According to the evidence presented to the workers’ compensation judge, the year prior to the work injury, the claimant worked a total of 10 days. He had not worked consistently during the prior three years and that, since April 2015, he had not worked a full 40-hour week. In a decision granting the Claim Petition, the judge found, based on a Collective Bargaining Agreement (CBA), the claimant had an expectation he would be paid $33.59 per hour for a 40-hour work week and the wages he earned in the year prior to the injury were a gross underestimation of his true earning capacity.
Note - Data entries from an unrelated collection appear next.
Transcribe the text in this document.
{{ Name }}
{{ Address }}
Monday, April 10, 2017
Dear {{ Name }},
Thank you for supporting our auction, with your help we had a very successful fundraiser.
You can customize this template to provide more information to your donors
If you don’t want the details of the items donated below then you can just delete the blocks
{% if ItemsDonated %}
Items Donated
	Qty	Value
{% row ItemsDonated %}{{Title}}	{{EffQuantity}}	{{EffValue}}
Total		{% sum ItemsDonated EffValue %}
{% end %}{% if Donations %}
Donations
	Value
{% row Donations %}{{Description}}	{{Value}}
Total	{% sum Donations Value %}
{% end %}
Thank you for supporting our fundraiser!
The judge also dismissed the employer’s review and termination petitions.

The employer appealed to the Appeal Board, which reversed an award of disfigurement benefits made by the judge, but the Board affirmed in all other respects.

The employer then appealed to the Commonwealth Court, arguing the judge erred in calculating the claimant’s average weekly wage (AWW) based on an expected 40-hour work week as the evidence showed that since April 2015, the claimant had not worked a 40-hour work week.

The court rejected the employer’s argument and dismissed their appeal. According to the court, Section 309(d.2) applied to the claimant’s average weekly wage calculation since the claimant worked less than a complete period of 13 calendar weeks prior to sustaining the work injury. Section 309(d.2) states the average weekly wage shall be the hourly wage rate, multiplied by the number of hours expected to work per week, under the terms of employment. The court noted the claimant was a long-term employee and maintained a continuing employment relationship with the employer under the terms of a CBA, even when he was not working due to past work-related disabilities or FMLA leave.

The court additionally noted that after the injury, the employer offered the claimant modified work at the pay rate of $33.59 per hour, on a full-time basis, five days per week. The offer letter supported an expectation of earnings of $1,343.60 per week, and the court affirmed the AWW calculation made by the judge.